Yes, yes, yes! I am sill working on a book!
Oh, I know I’ve been working on it for years, and I know I keep saying it’s almost done. It is almost done, dammit! But book writing is an incredibly slow process, and I can be “almost finished” for months or (please God no) even years.
The problem is that I keep slowing down the completion of this project by trying to do it faster. Every month, when I stop to write my magazine column, I resentfully toss together a few ideas so I can get back to my book, thus ensuring that the column will need several rewrites. Every time I need to run an errand, I become so distracted and anxious that I forget important items or information and end up taking much more time than I’d expected.
These days, with everything happening so incredibly fast, I think most of us are feeling rushed. Every time someone asks, “Haven’t you finished that yet?” or “So how’s the coming along?” our guts clench and our minds race. In that moment, as we try to speed up, we invariably slow down.
I have a theory that during prior periods of history, working harder and bearing down actually did increase the speed at which we could complete tasks. But things are changing on planet Earth. Events are much more sensitive to the energy we broadcast and the energy that makes things happen is love. Fear – including all varieties of anxiety and rushing – causes a tension that chokes off what wants to happen. Remaining calm, as calm at the end of an event as at the beginning, facilitates a smooth relaxed completion.
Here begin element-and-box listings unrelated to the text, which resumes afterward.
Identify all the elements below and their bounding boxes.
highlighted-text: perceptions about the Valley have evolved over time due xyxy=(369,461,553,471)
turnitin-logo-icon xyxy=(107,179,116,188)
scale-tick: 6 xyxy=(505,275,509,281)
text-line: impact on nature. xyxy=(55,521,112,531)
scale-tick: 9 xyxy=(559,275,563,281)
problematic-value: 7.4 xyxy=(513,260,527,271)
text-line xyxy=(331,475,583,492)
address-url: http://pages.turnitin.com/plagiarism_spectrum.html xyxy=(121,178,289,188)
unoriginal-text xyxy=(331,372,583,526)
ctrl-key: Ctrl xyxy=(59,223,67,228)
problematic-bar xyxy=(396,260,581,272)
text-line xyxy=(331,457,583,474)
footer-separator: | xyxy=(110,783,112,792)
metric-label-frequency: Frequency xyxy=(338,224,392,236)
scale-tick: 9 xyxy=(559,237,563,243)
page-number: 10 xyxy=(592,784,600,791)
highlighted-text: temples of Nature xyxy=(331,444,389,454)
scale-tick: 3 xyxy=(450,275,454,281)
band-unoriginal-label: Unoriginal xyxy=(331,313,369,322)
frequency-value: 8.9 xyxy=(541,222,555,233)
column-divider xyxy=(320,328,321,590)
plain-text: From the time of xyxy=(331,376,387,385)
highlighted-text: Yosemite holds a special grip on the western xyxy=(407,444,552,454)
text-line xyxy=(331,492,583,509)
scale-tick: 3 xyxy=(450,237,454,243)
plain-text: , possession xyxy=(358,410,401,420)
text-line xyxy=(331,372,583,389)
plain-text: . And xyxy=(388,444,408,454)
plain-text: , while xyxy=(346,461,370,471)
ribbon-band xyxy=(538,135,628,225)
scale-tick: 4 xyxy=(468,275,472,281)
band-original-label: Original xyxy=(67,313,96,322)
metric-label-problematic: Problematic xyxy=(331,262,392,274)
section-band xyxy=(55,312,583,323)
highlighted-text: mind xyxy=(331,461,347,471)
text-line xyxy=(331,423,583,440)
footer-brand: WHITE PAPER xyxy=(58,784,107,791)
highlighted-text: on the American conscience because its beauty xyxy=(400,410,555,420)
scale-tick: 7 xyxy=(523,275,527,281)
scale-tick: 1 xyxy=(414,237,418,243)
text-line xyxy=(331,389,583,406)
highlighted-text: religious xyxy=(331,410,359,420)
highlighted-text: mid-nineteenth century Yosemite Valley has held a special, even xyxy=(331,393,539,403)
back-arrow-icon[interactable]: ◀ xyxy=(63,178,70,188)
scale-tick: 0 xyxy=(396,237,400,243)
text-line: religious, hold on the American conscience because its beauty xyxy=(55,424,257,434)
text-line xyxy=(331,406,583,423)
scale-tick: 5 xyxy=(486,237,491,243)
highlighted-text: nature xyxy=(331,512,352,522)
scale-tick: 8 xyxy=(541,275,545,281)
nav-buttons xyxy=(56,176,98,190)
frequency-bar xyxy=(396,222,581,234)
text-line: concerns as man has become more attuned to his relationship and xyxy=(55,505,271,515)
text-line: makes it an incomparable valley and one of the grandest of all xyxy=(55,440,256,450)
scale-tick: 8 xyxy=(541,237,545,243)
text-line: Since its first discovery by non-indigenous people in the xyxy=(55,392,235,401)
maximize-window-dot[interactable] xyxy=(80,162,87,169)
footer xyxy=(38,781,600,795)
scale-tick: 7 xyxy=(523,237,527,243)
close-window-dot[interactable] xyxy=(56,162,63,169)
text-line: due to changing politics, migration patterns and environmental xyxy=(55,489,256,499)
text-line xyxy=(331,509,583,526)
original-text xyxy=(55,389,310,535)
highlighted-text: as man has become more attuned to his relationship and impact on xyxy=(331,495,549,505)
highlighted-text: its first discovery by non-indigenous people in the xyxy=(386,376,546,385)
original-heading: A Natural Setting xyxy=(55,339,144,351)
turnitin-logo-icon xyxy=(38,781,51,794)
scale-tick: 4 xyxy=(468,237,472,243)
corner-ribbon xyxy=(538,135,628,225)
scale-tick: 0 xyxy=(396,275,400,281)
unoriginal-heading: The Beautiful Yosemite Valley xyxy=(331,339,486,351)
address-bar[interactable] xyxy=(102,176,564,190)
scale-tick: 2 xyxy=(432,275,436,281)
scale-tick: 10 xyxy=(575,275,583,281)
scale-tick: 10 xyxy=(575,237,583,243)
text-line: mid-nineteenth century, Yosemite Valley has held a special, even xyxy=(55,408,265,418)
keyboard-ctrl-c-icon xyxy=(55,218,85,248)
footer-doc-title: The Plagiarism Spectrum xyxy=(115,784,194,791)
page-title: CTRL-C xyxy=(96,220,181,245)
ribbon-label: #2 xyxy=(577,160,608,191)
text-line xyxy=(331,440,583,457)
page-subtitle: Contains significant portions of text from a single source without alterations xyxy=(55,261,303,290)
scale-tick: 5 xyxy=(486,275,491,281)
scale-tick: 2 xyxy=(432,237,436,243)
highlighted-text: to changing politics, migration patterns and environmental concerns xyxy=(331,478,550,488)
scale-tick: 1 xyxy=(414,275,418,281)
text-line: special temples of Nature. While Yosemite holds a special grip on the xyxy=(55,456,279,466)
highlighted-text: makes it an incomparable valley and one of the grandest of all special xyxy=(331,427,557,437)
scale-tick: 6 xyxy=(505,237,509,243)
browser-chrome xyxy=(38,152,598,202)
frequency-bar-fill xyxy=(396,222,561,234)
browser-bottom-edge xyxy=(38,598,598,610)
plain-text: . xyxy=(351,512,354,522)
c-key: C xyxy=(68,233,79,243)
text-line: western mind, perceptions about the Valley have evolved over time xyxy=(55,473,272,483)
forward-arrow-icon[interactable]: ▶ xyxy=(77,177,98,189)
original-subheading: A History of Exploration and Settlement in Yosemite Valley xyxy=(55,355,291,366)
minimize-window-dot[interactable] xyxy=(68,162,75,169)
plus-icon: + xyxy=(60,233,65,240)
A pattern I’ve heard described by many fellow coaches is: trying hard to finish something; getting closer to the finish; getting excited or frustrated; encountering all sorts of maddening obstacles and delays; giving up; then suddenly receiving a fire hose blast of everything we were trying to accomplish.
As I attempt to finish my own long term project, I have developed the goal of making this process less traumatic. That means relaxing, instead of tensing, when people ask me “aren’t you finished yet?” It means being as fascinated with the sentence I’m writing as I am with the concept of being finished. It means letting the present moment bring whatever love it intends.
One of my coaches recently went to work on me as I wrestled with this issue. Instead of the statement “I have to get finished with this book,” I came out of our session with the conviction “This book has to finish me.” As it balks and refuses to be finished, it teaches me to follow the rhythm of my destiny, rather than the rhythm of human expectation. When I do that – when we all do that – our various desires and objectives will not only finish themselves, but finish teaching us how to bring everything we have imagined into reality.